“As long as Rover pays his ‘doghouse rent’ in the way of companionship, watchdog service, entertainment, etc.,” the introduction of this how-to tells us, “the least you can do is winterize his outdoor quarters.” Fair enough, and further proof that there’s no such thing as a free lunch, not even for Rover.
Recommended for makers living in “rugged winter climates,” this doghouse offers Rover a warm place to rest his ass until the snow melts by way of a sheet metal floor designed to conduct the heat produced by a set of two, 40-Watt light bulbs fastened to the subflooring beneath. But if Rover doesn’t emerge from his toasty doghouse by April it might very well be because he was electrocuted in March. And yanking Rover from that doghouse after rigor mortis has set in is not going to be easy or pretty, so wait till the kids are off to school and make sure to have a pair of work gloves and a couple of contractor bags on hand.
There’s a reason why people who live in snowy climates run sump pumps in their basements during the spring thaw: just like Rover’s subflooring, basements can flood. Unless Rover’s quarters sit on some extremely well-drained soil, just one freaky, late-winter rain over a couple feet of melting snow, and that submerged subflooring—exposed to the ground by design—could turn Rover’s doghouse into his execution chamber quicker than you could say “Do you smell something burning?” If Rover is old and incontinent, he may not have to wait until spring. Extra points for the maker who salts exterior pathways to prevent the buildup of ice; salty water, wet paws, live electricity, and sheet metal make for one shit show of a doghouse. And what if the water never reaches the sheet metal? The bulbs might remain lit, sizzling indefinitely in their sockets, and gradually warm the sheet metal floor to a temperature hot enough to fry bacon—not to mention Rover—rendering the doghouse uninhabitable and forcing him into the cold.

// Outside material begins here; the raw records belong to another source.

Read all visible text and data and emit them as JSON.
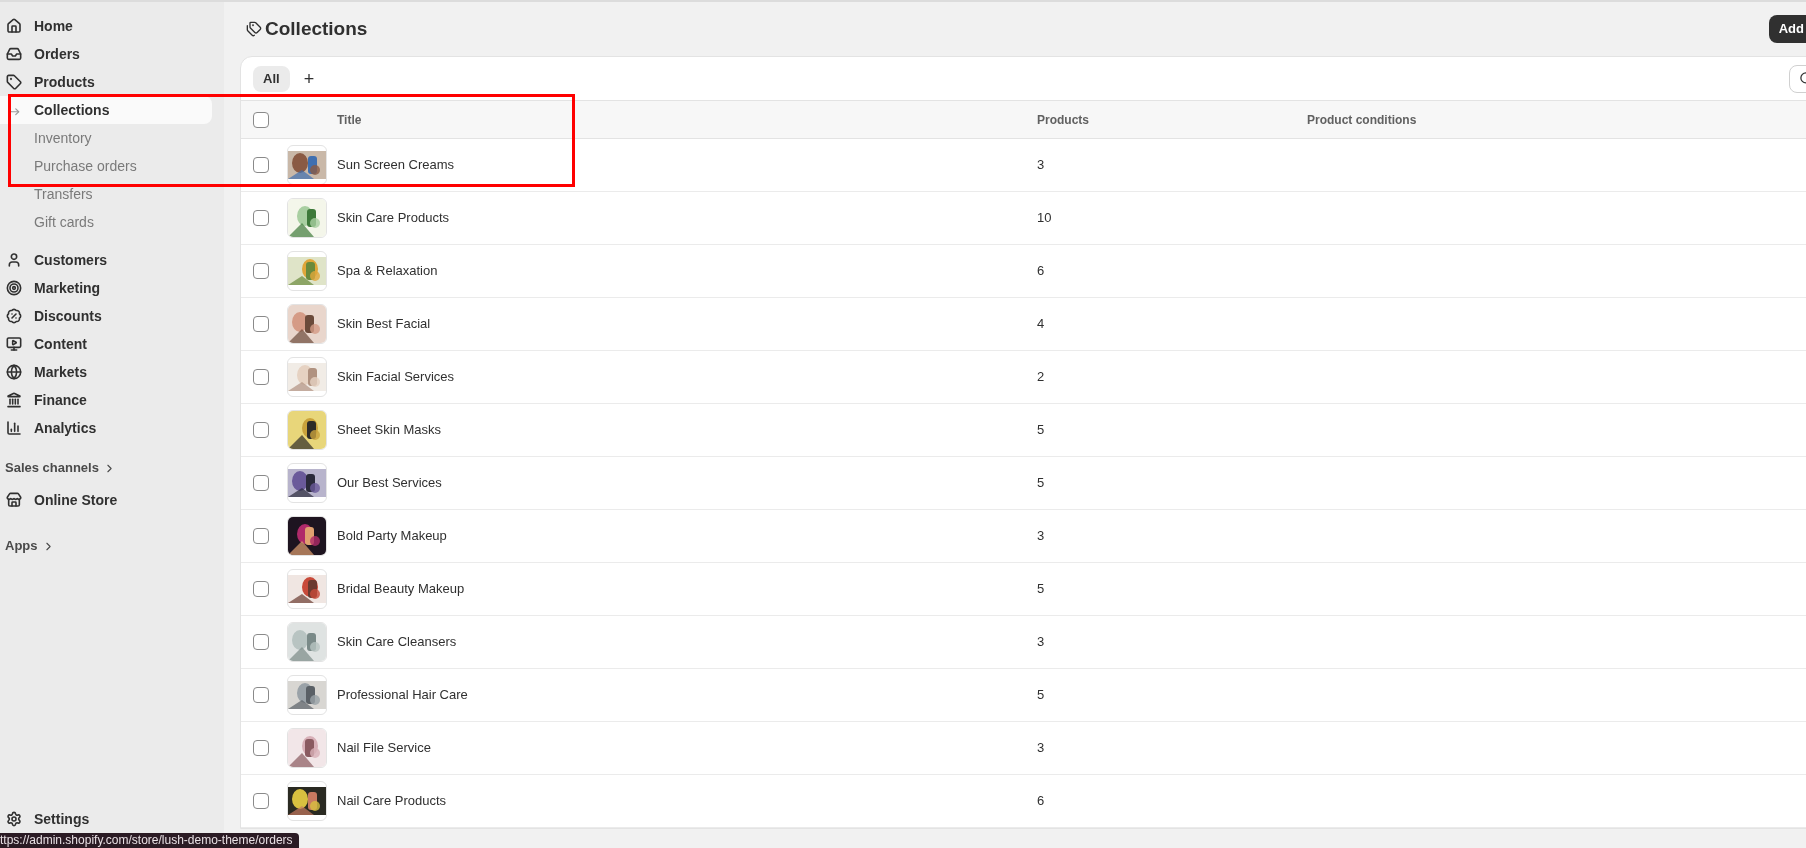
{
  "sidebar": {
    "items": [
      {
        "label": "Home",
        "kind": "main",
        "selected": false
      },
      {
        "label": "Orders",
        "kind": "main",
        "selected": false
      },
      {
        "label": "Products",
        "kind": "main",
        "selected": false
      },
      {
        "label": "Collections",
        "kind": "sub",
        "selected": true
      },
      {
        "label": "Inventory",
        "kind": "sub",
        "selected": false
      },
      {
        "label": "Purchase orders",
        "kind": "sub",
        "selected": false
      },
      {
        "label": "Transfers",
        "kind": "sub",
        "selected": false
      },
      {
        "label": "Gift cards",
        "kind": "sub",
        "selected": false
      },
      {
        "label": "Customers",
        "kind": "main",
        "selected": false
      },
      {
        "label": "Marketing",
        "kind": "main",
        "selected": false
      },
      {
        "label": "Discounts",
        "kind": "main",
        "selected": false
      },
      {
        "label": "Content",
        "kind": "main",
        "selected": false
      },
      {
        "label": "Markets",
        "kind": "main",
        "selected": false
      },
      {
        "label": "Finance",
        "kind": "main",
        "selected": false
      },
      {
        "label": "Analytics",
        "kind": "main",
        "selected": false
      },
      {
        "label": "Sales channels",
        "kind": "section"
      },
      {
        "label": "Online Store",
        "kind": "main",
        "selected": false
      },
      {
        "label": "Apps",
        "kind": "section"
      }
    ],
    "settings": "Settings"
  },
  "page": {
    "title": "Collections",
    "add_button": "Add"
  },
  "tabs": [
    {
      "label": "All",
      "kind": "view",
      "selected": true
    },
    {
      "label": "+",
      "kind": "add",
      "selected": false
    }
  ],
  "table": {
    "columns": [
      "Title",
      "Products",
      "Product conditions"
    ],
    "header_checked": false,
    "rows": [
      {
        "title": "Sun Screen Creams",
        "products": "3",
        "checked": false
      },
      {
        "title": "Skin Care Products",
        "products": "10",
        "checked": false
      },
      {
        "title": "Spa & Relaxation",
        "products": "6",
        "checked": false
      },
      {
        "title": "Skin Best Facial",
        "products": "4",
        "checked": false
      },
      {
        "title": "Skin Facial Services",
        "products": "2",
        "checked": false
      },
      {
        "title": "Sheet Skin Masks",
        "products": "5",
        "checked": false
      },
      {
        "title": "Our Best Services",
        "products": "5",
        "checked": false
      },
      {
        "title": "Bold Party Makeup",
        "products": "3",
        "checked": false
      },
      {
        "title": "Bridal Beauty Makeup",
        "products": "5",
        "checked": false
      },
      {
        "title": "Skin Care Cleansers",
        "products": "3",
        "checked": false
      },
      {
        "title": "Professional Hair Care",
        "products": "5",
        "checked": false
      },
      {
        "title": "Nail File Service",
        "products": "3",
        "checked": false
      },
      {
        "title": "Nail Care Products",
        "products": "6",
        "checked": false
      }
    ]
  },
  "highlight_box": {
    "color": "#ff0000"
  },
  "status_url": "ttps://admin.shopify.com/store/lush-demo-theme/orders"
}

Or the circuit might short and trip the breaker, saving Rover from electrocution but leaving him no warmer than he’d be in a doghouse without radiant heat and no one would be the wiser, except Rover. Then just one night cold enough to freeze that water, and that sheet metal might frost over like the proverbial flagpole, fusing Rover’s balls to the floor on contact.

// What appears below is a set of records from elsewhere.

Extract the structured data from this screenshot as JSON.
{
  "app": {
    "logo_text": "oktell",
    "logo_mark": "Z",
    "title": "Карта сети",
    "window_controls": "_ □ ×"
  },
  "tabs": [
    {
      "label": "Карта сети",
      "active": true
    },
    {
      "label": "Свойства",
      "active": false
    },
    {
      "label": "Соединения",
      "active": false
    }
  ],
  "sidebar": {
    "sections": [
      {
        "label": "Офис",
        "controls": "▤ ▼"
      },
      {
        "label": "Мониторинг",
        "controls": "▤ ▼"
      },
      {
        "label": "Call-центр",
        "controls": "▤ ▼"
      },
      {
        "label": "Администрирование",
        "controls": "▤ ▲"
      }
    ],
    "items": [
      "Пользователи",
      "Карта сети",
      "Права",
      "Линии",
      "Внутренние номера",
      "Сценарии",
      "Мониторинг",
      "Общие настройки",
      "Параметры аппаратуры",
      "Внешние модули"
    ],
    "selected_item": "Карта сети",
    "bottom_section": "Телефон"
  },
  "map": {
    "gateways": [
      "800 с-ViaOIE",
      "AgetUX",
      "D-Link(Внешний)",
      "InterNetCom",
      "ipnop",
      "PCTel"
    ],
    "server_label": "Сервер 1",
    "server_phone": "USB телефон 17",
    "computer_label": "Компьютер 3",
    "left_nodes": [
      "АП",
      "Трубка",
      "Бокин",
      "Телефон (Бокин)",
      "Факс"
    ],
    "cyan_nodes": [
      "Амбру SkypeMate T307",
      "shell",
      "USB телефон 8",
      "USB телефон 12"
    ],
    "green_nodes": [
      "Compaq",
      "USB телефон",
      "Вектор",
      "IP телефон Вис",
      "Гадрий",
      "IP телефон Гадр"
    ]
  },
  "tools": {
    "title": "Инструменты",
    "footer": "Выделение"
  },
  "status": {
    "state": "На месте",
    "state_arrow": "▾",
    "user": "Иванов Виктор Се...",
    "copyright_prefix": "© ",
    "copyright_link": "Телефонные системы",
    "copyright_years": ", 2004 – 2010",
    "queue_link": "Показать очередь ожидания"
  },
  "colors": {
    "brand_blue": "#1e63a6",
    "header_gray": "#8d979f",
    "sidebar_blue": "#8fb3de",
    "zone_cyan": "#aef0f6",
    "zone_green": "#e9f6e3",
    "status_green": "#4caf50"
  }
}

If this booby trap is Rover’s reward for being the perfect companion, round-the-clock security guard, and an on-call entertainer, what happens if Rover’s “dog house rent” should fall into arrears? What happens if his jokes get stale or he snoozes right through a burglary? Is he shown the door and served with an eviction notice? Is there such a thing as dog house-renter’s rights? And where does Rover turn for advocacy?